In light of the high cost of a ticket for drivers, she said less expensive traffic-calming measures should also be considered.

“There are other strategies out there from what I’ve heard; I look forward to learning more in the next week,” Shaffer said.

Councilman Mark Muir said the future of the red light cameras should depend on if they make intersections safer, not the revenue they bring in for the city.

“Other jurisdictions are reviewing the cameras,” Muir said. “It seems like a good time for us to reevaluate the issue.”

San Diego terminated its red light camera program earlier this year.

Three months ago, Poway decided to shut down its cameras for six months as an experiment.
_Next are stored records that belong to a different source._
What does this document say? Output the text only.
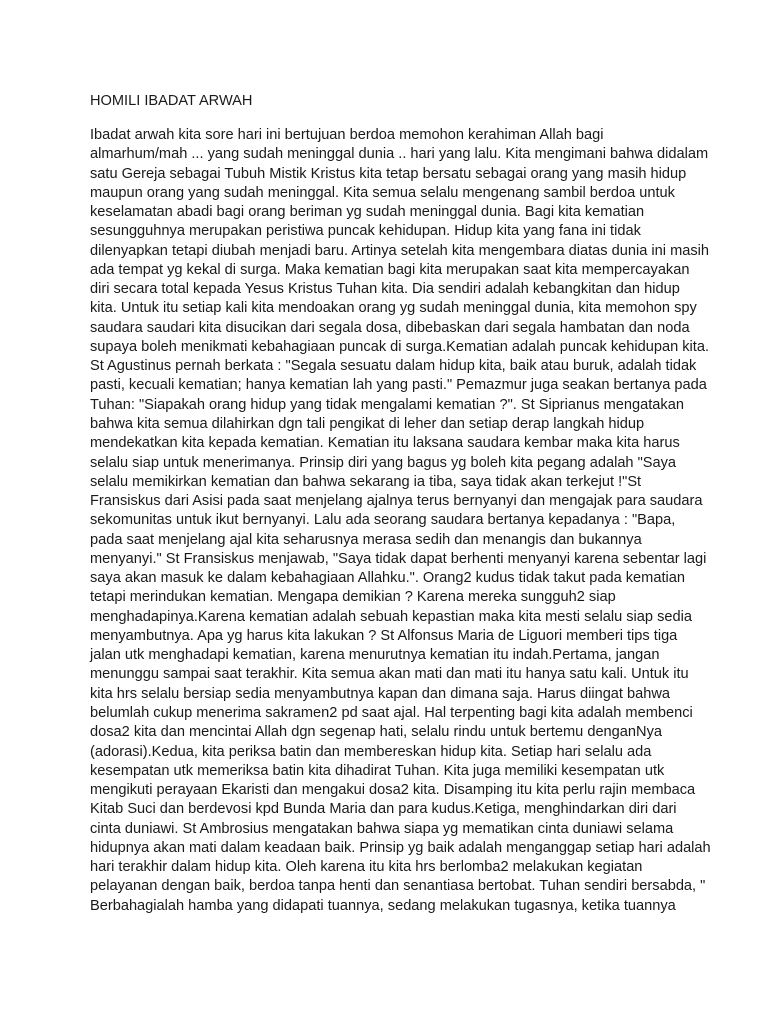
HOMILI IBADAT ARWAH
Ibadat arwah kita sore hari ini bertujuan berdoa memohon kerahiman Allah bagi
almarhum/mah ... yang sudah meninggal dunia .. hari yang lalu. Kita mengimani bahwa didalam
satu Gereja sebagai Tubuh Mistik Kristus kita tetap bersatu sebagai orang yang masih hidup
maupun orang yang sudah meninggal. Kita semua selalu mengenang sambil berdoa untuk
keselamatan abadi bagi orang beriman yg sudah meninggal dunia. Bagi kita kematian
sesungguhnya merupakan peristiwa puncak kehidupan. Hidup kita yang fana ini tidak
dilenyapkan tetapi diubah menjadi baru. Artinya setelah kita mengembara diatas dunia ini masih
ada tempat yg kekal di surga. Maka kematian bagi kita merupakan saat kita mempercayakan
diri secara total kepada Yesus Kristus Tuhan kita. Dia sendiri adalah kebangkitan dan hidup
kita. Untuk itu setiap kali kita mendoakan orang yg sudah meninggal dunia, kita memohon spy
saudara saudari kita disucikan dari segala dosa, dibebaskan dari segala hambatan dan noda
supaya boleh menikmati kebahagiaan puncak di surga.Kematian adalah puncak kehidupan kita.
St Agustinus pernah berkata : "Segala sesuatu dalam hidup kita, baik atau buruk, adalah tidak
pasti, kecuali kematian; hanya kematian lah yang pasti." Pemazmur juga seakan bertanya pada
Tuhan: "Siapakah orang hidup yang tidak mengalami kematian ?". St Siprianus mengatakan
bahwa kita semua dilahirkan dgn tali pengikat di leher dan setiap derap langkah hidup
mendekatkan kita kepada kematian. Kematian itu laksana saudara kembar maka kita harus
selalu siap untuk menerimanya. Prinsip diri yang bagus yg boleh kita pegang adalah "Saya
selalu memikirkan kematian dan bahwa sekarang ia tiba, saya tidak akan terkejut !"St
Fransiskus dari Asisi pada saat menjelang ajalnya terus bernyanyi dan mengajak para saudara
sekomunitas untuk ikut bernyanyi. Lalu ada seorang saudara bertanya kepadanya : "Bapa,
pada saat menjelang ajal kita seharusnya merasa sedih dan menangis dan bukannya
menyanyi." St Fransiskus menjawab, "Saya tidak dapat berhenti menyanyi karena sebentar lagi
saya akan masuk ke dalam kebahagiaan Allahku.". Orang2 kudus tidak takut pada kematian
tetapi merindukan kematian. Mengapa demikian ? Karena mereka sungguh2 siap
menghadapinya.Karena kematian adalah sebuah kepastian maka kita mesti selalu siap sedia
menyambutnya. Apa yg harus kita lakukan ? St Alfonsus Maria de Liguori memberi tips tiga
jalan utk menghadapi kematian, karena menurutnya kematian itu indah.Pertama, jangan
menunggu sampai saat terakhir. Kita semua akan mati dan mati itu hanya satu kali. Untuk itu
kita hrs selalu bersiap sedia menyambutnya kapan dan dimana saja. Harus diingat bahwa
belumlah cukup menerima sakramen2 pd saat ajal. Hal terpenting bagi kita adalah membenci
dosa2 kita dan mencintai Allah dgn segenap hati, selalu rindu untuk bertemu denganNya
(adorasi).Kedua, kita periksa batin dan membereskan hidup kita. Setiap hari selalu ada
kesempatan utk memeriksa batin kita dihadirat Tuhan. Kita juga memiliki kesempatan utk
mengikuti perayaan Ekaristi dan mengakui dosa2 kita. Disamping itu kita perlu rajin membaca
Kitab Suci dan berdevosi kpd Bunda Maria dan para kudus.Ketiga, menghindarkan diri dari
cinta duniawi. St Ambrosius mengatakan bahwa siapa yg mematikan cinta duniawi selama
hidupnya akan mati dalam keadaan baik. Prinsip yg baik adalah menganggap setiap hari adalah
hari terakhir dalam hidup kita. Oleh karena itu kita hrs berlomba2 melakukan kegiatan
pelayanan dengan baik, berdoa tanpa henti dan senantiasa bertobat. Tuhan sendiri bersabda, "
Berbahagialah hamba yang didapati tuannya, sedang melakukan tugasnya, ketika tuannya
Its City Council will gauge whether the presence of cameras makes a difference in the number of collisions at intersections.

And some California cities have removed the cameras due to legal rulings.
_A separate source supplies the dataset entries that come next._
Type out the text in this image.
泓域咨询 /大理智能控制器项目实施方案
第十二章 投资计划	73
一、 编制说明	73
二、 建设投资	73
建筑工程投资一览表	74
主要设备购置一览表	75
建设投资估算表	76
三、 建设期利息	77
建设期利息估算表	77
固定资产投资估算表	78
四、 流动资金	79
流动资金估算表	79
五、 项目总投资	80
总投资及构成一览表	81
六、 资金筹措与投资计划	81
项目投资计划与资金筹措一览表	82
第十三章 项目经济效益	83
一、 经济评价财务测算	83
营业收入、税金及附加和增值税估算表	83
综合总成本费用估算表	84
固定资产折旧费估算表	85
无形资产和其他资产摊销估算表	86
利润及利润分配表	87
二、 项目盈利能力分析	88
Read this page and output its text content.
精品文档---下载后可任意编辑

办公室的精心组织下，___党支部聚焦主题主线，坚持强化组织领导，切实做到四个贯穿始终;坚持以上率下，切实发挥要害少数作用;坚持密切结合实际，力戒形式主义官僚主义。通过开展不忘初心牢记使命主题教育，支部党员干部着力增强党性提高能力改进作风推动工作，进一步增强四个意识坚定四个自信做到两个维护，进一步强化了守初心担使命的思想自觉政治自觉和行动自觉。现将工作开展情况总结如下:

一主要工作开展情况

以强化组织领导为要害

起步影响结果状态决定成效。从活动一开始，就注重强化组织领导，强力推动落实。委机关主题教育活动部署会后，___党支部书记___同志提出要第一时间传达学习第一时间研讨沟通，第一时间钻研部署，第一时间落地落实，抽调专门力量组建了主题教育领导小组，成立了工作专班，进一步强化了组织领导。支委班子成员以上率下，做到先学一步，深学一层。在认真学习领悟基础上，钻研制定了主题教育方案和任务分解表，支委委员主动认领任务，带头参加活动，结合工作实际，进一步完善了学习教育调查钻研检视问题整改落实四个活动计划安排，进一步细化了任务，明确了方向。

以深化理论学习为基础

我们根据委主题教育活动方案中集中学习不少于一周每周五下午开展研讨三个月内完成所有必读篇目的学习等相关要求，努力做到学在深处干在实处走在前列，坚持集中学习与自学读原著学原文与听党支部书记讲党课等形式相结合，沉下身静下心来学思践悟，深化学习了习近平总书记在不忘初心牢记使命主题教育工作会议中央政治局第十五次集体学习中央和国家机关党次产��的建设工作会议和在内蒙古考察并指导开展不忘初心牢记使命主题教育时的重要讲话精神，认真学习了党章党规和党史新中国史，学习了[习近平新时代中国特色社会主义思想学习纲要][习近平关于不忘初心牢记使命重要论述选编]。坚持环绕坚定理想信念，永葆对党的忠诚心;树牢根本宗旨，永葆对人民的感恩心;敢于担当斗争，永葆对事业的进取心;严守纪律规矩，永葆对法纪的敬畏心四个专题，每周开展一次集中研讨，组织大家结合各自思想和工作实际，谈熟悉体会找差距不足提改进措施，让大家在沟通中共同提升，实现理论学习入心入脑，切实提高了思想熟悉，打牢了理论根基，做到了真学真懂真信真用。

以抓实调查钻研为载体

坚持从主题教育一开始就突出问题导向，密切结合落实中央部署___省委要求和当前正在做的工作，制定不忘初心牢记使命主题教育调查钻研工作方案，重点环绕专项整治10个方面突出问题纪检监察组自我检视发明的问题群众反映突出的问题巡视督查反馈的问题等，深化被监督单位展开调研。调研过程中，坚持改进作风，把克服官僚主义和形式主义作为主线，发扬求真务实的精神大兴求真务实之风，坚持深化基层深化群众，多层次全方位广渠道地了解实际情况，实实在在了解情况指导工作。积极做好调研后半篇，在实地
But other North County cities are content with their red light camera systems. Officials from Solana Beach and Del Mar said they currently have no plans to review their programs.
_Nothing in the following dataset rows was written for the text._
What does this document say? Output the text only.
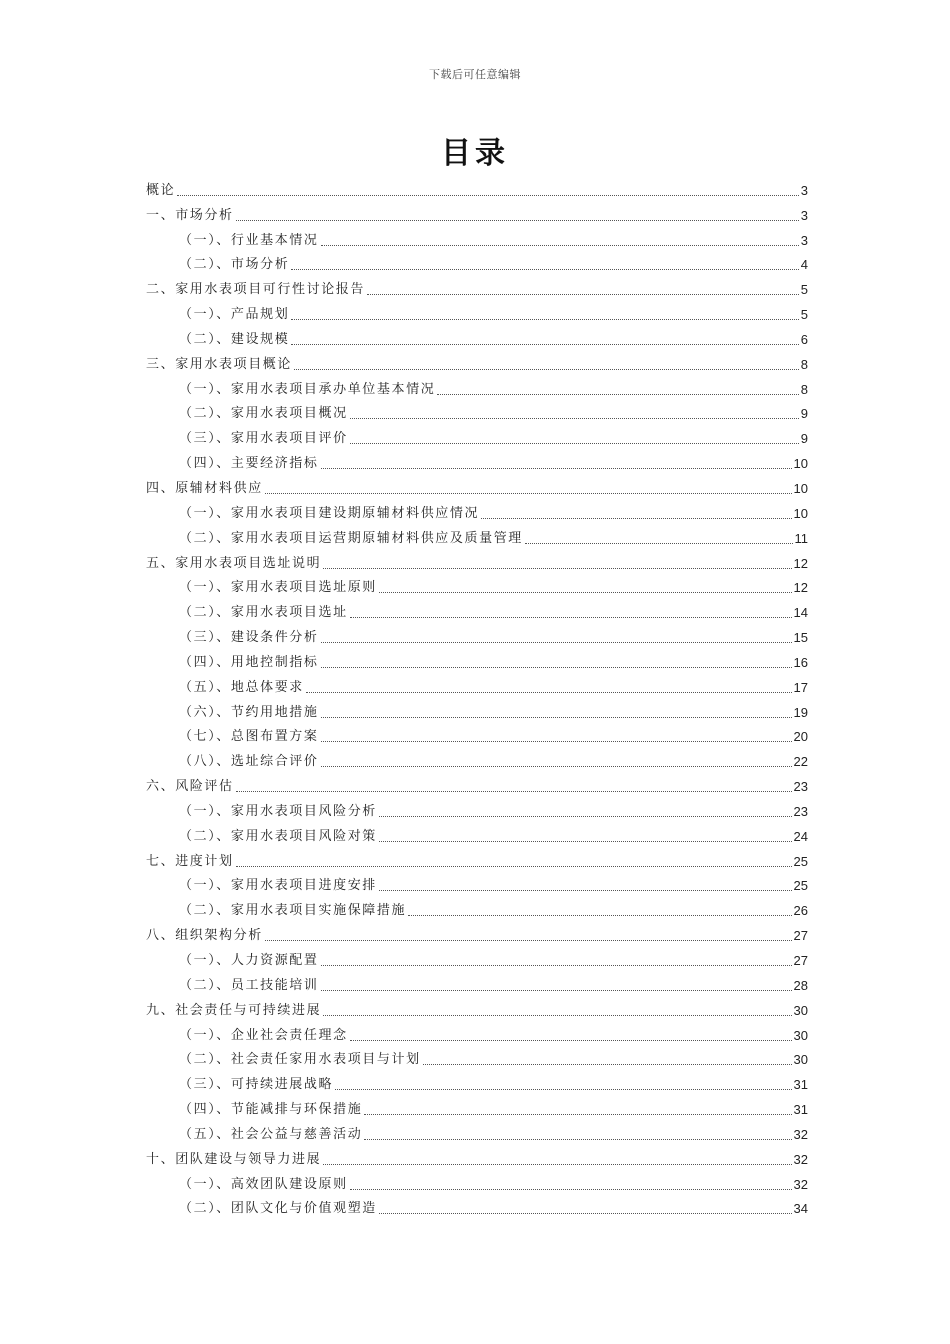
下载后可任意编辑
目录
概论	3
一、市场分析	3
（一）、行业基本情况	3
（二）、市场分析	4
二、家用水表项目可行性讨论报告	5
（一）、产品规划	5
（二）、建设规模	6
三、家用水表项目概论	8
（一）、家用水表项目承办单位基本情况	8
（二）、家用水表项目概况	9
（三）、家用水表项目评价	9
（四）、主要经济指标	10
四、原辅材料供应	10
（一）、家用水表项目建设期原辅材料供应情况	10
（二）、家用水表项目运营期原辅材料供应及质量管理	11
五、家用水表项目选址说明	12
（一）、家用水表项目选址原则	12
（二）、家用水表项目选址	14
（三）、建设条件分析	15
（四）、用地控制指标	16
（五）、地总体要求	17
（六）、节约用地措施	19
（七）、总图布置方案	20
（八）、选址综合评价	22
六、风险评估	23
（一）、家用水表项目风险分析	23
（二）、家用水表项目风险对策	24
七、进度计划	25
（一）、家用水表项目进度安排	25
（二）、家用水表项目实施保障措施	26
八、组织架构分析	27
（一）、人力资源配置	27
（二）、员工技能培训	28
九、社会责任与可持续进展	30
（一）、企业社会责任理念	30
（二）、社会责任家用水表项目与计划	30
（三）、可持续进展战略	31
（四）、节能减排与环保措施	31
（五）、社会公益与慈善活动	32
十、团队建设与领导力进展	32
（一）、高效团队建设原则	32
（二）、团队文化与价值观塑造	34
City statistics show that the number of accidents fell in Encinitas following the red light cameras going up.

In the three years prior to the cameras being installed, there were 26 total collisions at the Olivenhain Road, El Camino Real and Leucadia Boulevard intersection. From 2010 through 2012, there were 23. Over the same period at the Encinitas Boulevard intersection, the number declined from 25 to 10, according to city data.

At both of the intersections, in the three years prior to the camera installations, collisions that resulted from drivers running red lights totaled 12. And from 2010 to 2012, that number was eight.

However, the red light cameras contributed to five rear-end collisions at both intersections in the past three years.

George Hejduk, a longtime foe of the cameras, said he’s nearly finished with what he hopes is his “final speech” on the matter.

He argued the drop in accidents post-camera installation isn’t significant enough to justify the steep cost of tickets for residents.

“For working people just getting by, how can you ask them to pay so much?” Hejduk asked.

“Two or three fewer accidents a year — that’s just not worth gouging the public,” Hejduk added.

A camera monitoring going eastbound on Encinitas Boulevard and turning right onto El Camino Real captured the most red light runners, according to city data. Hejduk sees that as proof that the cameras are primarily about revenue.

“We were told they’re supposed to bring down mid-intersection collisions, which are the most severe,” Hejduk said.

From 2004 to this past December, Encinitas has issued nearly 24,000 tickets, with the number declining over time. In the few months after the cameras were installed, around 400 people on average each month were given a ticket. But that number hovered around 180 during each of the last few months of 2012.

The city receives nearly $100 for every ticket, and the rest goes to a variety of agencies, including the Department of Motor Vehicles and county courts. Once a driver is captured running a red light, the Encinitas Sheriff’s Department is tasked with analyzing the photos and sending out the tickets.

Encinitas contracts with Red Flex Inc. to operate and maintain the cameras. This past December, the most recent data available, the cameras cost the city about $11,000 and generated about $16,000 in revenue.

Should council decide to scrap the red light cameras, the city must send a 60-day notice to nix the Red Flex contract.